Selin Kocalar, the student who designed the experiment on which Genes in Space-9 is based, prepares her samples for launch. Credit: Genes in Space

Genes, no cells

Cell-free technology is a platform for producing protein without specialized equipment of living cells that need to be cultured. Genes in Space-9, sponsored by the ISS National Lab, demonstrates cell-free production of protein in microgravity and evaluates two cell-free biosensors that can detect specific target molecules. This technology could provide a simple, portable, and low-cost tool for medical diagnostics, on-demand production of medicine and vaccines, and environmental monitoring on future space missions.

“Biosensors are a class of synthetic biology tools with immense potential for spaceflight applications in contaminant detection, environmental monitoring, and point-of-care diagnostics,” said Selin Kocalar, student winner of Genes in Space 2021. “This investigation seeks to validate their use aboard the space station. If it is successful, Genes in Space-9 will lay the foundation for downstream applications of biosensors for space exploration and resource-limited settings on Earth.”

Genes in Space, an annual research competition, challenges students in grades 7 through 12 to design DNA experiments to be conducted on the space station. The program has launched eight investigations so far, and some have resulted in publications furthering our knowledge on genetics experiments through space-based research, including the first experiment to use CRISPR technology in microgravity in 2019.

Biopolymer Research for In-Situ Capabilities

Flight hardware for the Biopolymer Research for In-Situ Capabilities, an investigation of how microgravity affects the process of creating a concrete alternative made with an organic material and on-site materials such as lunar or Martian dust. Each module makes two bricks, for a total of six bricks made in space. Credit: James Wall

Better concrete

Biopolymer Research for In-Situ Capabilities looks at how microgravity affects the process of creating a concrete alternative made with an organic material and on-site materials such as lunar or Martian dust, known as a biopolymer soil composite (BPC). Using resources available where construction takes place makes it possible to increase the mass of the construction material and, therefore, the amount of shielding.

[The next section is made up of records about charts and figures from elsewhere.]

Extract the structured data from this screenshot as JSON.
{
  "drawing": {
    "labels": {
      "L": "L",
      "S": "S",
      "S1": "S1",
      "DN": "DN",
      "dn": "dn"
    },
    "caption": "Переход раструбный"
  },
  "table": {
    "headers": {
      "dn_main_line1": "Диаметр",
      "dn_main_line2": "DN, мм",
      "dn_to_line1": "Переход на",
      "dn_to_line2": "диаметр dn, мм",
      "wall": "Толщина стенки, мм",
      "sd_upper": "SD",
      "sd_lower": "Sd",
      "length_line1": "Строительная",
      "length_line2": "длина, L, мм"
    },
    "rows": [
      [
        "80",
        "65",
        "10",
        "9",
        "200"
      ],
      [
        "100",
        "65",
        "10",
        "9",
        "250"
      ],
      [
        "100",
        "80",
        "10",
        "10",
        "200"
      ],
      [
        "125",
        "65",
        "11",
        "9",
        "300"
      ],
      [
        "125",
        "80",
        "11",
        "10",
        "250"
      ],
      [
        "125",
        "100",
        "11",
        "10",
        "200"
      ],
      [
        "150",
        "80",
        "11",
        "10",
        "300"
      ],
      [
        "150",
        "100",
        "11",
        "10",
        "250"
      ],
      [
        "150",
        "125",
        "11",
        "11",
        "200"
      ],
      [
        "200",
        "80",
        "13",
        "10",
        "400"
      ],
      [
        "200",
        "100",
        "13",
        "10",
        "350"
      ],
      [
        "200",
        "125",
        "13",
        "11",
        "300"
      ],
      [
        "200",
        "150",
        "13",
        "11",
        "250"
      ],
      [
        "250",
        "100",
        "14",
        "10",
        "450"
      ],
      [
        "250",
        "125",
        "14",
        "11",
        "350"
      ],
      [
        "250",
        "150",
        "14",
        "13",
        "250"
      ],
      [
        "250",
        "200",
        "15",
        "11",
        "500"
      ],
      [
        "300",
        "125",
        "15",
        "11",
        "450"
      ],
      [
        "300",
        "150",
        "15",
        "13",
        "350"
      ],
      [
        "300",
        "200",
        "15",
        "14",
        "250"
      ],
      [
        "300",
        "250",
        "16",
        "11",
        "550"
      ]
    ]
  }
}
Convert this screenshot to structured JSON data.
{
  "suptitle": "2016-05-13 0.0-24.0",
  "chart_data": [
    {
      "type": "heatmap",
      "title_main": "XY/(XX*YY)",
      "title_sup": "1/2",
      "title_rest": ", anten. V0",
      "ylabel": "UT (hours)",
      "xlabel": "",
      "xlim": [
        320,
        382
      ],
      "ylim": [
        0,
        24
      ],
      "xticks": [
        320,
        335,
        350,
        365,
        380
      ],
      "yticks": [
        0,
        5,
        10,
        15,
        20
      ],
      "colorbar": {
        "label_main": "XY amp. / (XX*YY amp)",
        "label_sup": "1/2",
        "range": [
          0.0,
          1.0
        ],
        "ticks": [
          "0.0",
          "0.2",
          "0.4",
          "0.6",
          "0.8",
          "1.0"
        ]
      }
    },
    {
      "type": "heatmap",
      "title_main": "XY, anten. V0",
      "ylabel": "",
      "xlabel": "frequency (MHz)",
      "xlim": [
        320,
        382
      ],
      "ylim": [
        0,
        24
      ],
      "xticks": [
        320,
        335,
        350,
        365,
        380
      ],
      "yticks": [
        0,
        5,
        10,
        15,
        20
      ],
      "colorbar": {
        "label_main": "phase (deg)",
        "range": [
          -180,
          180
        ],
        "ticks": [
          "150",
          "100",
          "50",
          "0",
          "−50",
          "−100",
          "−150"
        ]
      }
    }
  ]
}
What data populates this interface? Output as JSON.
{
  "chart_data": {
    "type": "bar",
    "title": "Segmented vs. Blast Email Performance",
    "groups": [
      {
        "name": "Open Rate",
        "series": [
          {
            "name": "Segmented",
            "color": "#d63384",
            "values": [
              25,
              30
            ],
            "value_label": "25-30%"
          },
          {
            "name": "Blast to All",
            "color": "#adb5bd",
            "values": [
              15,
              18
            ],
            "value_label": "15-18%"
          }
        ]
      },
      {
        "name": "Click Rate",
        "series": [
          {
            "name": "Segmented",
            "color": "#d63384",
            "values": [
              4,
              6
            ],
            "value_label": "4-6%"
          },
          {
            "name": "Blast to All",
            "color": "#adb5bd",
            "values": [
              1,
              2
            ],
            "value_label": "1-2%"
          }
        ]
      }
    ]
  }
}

“Astronauts on the Moon and Mars will need habitats that provide radiation shielding, but transporting large amounts of conventional construction materials from Earth is logistically and financially infeasible,” said team member Laywood Fayne. “Our student team, led by Michael Lepech from the Blume Earthquake Engineering Center at Stanford University, is studying a way to convert regolith in these environments into a concrete-like material by mixing in water and a protein known as bovine serum albumin.”

This material hardens as the water evaporates, a process affected by gravity, explains team co-lead James Wall. “Our project consists of making six bricks in microgravity to compare to bricks made on Earth at 1 g and less than 1 g,” Wall says. “We will investigate the number and orientations of protein bridges, compressive strength, and porosity. Our conclusions could help determine how these bricks might form on the Moon and Mars.”

BPCs also could offer an environmentally friendly concrete alternative for making structures on Earth. In 2018, concrete production represented 8% of global carbon emissions. BPC material has zero carbon emissions and can be made from local, readily available resources, which also simplifies supply chains. This experiment is a part of NASA’s Student Payload Opportunity with Citizen Science (SPOCS) program, which provides students enrolled in institutions of higher learning the opportunity to design and build an experiment to fly to and return from the International Space Station.

These are just a few of the hundreds of investigations currently being conducted aboard the orbiting laboratory in the areas of biology and biotechnology, physical sciences, and Earth and space science. Advances in these areas will help keep astronauts healthy during long-duration space travel and demonstrate technologies for future human and robotic exploration beyond low-Earth orbit to the Moon and Mars through NASA’s Artemis program.